Pourquoi une société peut détenir un contrat de capitalisation (et pas une assurance-vie)
En bref : une holding ou une SCI à l'IS peut souscrire un contrat de capitalisation pour y loger sa trésorerie — c'est même le seul placement de ce type accessible à une personne morale, l'assurance-vie lui étant fermée. Mais la fiscalité (forfaitaire, à l'IS) et la transmission (par les parts, pas par une clause bénéficiaire) obéissent à des règles propres, que ce guide décortique.
L'assurance-vie repose sur la vie d'un assuré : elle est réservée aux personnes physiques. Le contrat de capitalisation, lui, n'a ni assuré ni dénouement par décès : c'est une enveloppe financière, un actif comme un autre, qu'une société peut détenir. Pour un dirigeant dont la holding ou la SCI à l'IS accumule de la trésorerie, c'est une alternative au compte-titres pour diversifier, capitaliser et préparer la transmission. Pour comparer le contrat de capitalisation aux autres enveloppes de trésorerie d'entreprise, voyez notre guide placer la trésorerie d'une SAS ou SARL ; ici, nous traitons le croisement avec le démembrement.
Deux réserves d'accès à connaître
- L'accès au contrat français dépend de l'assureur. La charte déontologique de la FFA (mars 2019) a ouvert le contrat de capitalisation aux sociétés à l'IS, y compris patrimoniales ; mais chaque assureur applique sa propre politique d'acceptation. Certains acteurs acceptent les holdings et SCI patrimoniales, d'autres les refusent et réservent le contrat aux sociétés à objet commercial, industriel ou artisanal. Quand l'assureur français refuse, le contrat de capitalisation luxembourgeois, ouvert à toute personne morale, est la solution (voir section 9).

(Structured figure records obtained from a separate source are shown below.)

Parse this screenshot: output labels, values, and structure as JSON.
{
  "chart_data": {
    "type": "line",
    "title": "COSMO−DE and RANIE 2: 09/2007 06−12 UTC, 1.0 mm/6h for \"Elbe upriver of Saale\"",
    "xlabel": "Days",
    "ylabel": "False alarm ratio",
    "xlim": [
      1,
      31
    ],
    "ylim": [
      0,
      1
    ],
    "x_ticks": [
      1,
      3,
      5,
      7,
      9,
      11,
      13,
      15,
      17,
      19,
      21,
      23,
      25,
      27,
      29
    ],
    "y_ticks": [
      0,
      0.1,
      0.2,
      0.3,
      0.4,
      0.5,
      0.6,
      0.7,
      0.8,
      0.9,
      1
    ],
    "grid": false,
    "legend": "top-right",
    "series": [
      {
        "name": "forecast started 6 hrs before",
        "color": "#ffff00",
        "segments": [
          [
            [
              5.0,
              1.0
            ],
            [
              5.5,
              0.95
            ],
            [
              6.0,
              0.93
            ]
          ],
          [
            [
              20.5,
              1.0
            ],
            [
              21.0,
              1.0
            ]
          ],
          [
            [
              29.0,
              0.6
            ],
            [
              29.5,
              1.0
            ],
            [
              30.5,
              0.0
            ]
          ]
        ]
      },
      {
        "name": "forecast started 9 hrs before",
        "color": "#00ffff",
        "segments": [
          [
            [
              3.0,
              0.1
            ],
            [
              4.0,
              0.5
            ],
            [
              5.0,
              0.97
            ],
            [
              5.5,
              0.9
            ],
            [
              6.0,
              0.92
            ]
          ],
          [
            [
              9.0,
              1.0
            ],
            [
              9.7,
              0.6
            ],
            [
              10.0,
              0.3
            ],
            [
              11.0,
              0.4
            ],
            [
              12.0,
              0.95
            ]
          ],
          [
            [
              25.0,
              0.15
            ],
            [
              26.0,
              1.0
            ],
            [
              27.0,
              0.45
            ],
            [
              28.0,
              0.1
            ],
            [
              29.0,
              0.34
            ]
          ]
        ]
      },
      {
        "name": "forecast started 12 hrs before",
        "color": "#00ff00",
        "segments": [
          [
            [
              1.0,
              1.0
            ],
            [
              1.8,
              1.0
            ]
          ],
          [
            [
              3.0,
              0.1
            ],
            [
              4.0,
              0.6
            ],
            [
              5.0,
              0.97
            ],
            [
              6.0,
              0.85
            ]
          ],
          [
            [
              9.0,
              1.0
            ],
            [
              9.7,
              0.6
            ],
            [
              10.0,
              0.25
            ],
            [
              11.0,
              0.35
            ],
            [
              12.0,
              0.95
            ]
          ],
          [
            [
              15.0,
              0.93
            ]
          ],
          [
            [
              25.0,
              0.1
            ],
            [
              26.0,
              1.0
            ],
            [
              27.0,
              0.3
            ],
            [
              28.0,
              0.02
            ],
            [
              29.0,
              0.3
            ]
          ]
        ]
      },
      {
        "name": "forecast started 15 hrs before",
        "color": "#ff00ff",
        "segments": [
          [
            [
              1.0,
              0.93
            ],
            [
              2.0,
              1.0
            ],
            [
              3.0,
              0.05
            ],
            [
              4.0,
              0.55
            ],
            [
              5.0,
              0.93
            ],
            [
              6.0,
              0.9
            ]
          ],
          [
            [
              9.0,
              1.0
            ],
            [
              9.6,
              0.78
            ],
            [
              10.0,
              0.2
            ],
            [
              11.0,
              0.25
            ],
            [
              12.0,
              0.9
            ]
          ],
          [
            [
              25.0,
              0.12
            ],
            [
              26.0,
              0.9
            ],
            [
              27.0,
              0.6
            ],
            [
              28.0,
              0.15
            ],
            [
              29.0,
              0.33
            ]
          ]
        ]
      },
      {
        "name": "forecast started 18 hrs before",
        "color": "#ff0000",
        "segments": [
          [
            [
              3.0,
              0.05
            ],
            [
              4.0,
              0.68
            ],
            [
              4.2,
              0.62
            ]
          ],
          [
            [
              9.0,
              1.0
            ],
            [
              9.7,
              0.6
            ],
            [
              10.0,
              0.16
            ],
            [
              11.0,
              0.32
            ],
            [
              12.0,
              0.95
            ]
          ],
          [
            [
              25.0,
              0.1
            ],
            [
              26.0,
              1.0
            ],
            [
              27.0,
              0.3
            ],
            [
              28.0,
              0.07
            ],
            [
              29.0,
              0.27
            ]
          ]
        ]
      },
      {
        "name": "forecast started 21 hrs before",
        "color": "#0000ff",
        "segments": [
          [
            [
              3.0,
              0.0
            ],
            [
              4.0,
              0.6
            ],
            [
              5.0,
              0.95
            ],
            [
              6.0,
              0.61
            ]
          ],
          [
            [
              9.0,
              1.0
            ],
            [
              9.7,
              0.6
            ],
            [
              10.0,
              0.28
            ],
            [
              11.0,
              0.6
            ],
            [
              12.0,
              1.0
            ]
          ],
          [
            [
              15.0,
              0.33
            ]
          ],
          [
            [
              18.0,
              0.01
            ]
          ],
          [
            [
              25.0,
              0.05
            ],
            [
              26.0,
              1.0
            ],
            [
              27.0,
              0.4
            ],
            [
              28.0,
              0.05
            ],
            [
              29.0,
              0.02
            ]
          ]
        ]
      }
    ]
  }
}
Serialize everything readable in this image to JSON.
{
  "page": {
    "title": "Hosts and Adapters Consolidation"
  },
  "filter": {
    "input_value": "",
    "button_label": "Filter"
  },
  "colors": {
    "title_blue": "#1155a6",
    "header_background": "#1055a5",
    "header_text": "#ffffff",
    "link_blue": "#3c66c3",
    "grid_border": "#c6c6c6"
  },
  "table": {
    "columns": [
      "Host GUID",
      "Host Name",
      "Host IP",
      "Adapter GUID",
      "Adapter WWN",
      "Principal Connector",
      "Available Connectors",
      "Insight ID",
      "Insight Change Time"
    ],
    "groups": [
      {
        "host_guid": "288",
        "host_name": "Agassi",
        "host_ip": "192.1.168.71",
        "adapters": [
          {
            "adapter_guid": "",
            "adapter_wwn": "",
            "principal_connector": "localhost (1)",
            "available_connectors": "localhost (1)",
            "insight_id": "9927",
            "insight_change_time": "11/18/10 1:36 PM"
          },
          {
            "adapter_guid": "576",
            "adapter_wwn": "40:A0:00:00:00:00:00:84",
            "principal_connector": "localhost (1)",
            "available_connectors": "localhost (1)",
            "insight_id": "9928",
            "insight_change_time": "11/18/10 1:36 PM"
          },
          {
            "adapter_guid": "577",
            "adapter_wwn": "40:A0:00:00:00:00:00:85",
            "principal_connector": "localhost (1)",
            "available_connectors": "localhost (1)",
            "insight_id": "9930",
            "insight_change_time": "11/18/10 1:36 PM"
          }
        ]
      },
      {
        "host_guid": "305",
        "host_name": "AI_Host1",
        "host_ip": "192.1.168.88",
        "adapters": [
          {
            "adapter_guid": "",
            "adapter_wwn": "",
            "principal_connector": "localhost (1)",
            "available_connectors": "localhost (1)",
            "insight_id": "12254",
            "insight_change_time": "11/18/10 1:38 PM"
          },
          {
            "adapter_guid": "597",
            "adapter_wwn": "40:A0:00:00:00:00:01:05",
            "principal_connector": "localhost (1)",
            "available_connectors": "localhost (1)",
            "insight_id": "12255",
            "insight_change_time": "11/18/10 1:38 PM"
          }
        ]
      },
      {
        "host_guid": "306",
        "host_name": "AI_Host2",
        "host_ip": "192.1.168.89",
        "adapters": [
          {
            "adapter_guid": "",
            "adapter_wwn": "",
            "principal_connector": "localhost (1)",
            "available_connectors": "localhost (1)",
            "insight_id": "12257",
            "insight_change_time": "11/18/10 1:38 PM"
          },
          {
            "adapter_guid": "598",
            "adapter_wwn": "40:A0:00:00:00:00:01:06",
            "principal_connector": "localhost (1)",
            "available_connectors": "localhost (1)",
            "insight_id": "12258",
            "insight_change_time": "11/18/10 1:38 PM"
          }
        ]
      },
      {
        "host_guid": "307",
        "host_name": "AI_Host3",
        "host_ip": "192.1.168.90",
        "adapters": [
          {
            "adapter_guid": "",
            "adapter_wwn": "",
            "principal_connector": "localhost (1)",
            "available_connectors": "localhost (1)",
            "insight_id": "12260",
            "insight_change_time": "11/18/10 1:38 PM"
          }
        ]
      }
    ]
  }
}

- La SCI doit être à l'IS. Le régime fiscal forfaitaire est conçu pour une société à l'IS. Une SCI à l'IR (translucide, art. 8 CGI) ferait remonter la fiscalité aux associés avec une mécanique lourde : c'est déconseillé.
Avant tout montage, il faut comprendre la première grande différence avec un particulier : la façon dont la société est imposée chaque année sur ce contrat.
Comment une société est-elle imposée sur un contrat de capitalisation ? (article 238 septies E)
Chez un particulier, un contrat de capitalisation n'est imposé qu'au rachat (prélèvement forfaitaire ou barème, plus prélèvements sociaux). Pour une société à l'IS, rien de tel. L'article 238 septies E du CGI impose une fiscalité forfaitaire et annuelle sur la fraction du contrat dont la valeur de remboursement n'est pas connue d'avance — ce qui, en pratique, couvre l'essentiel d'un contrat multisupport. Lorsqu'une valeur de remboursement minimale est garantie (fonds en euros), cette valeur sert seulement de plancher au forfait ; elle ne déclenche pas une imposition « au réel », sauf cas particulier du contrat mono-support en fonds euros dont les intérêts sont définitivement acquis chaque année.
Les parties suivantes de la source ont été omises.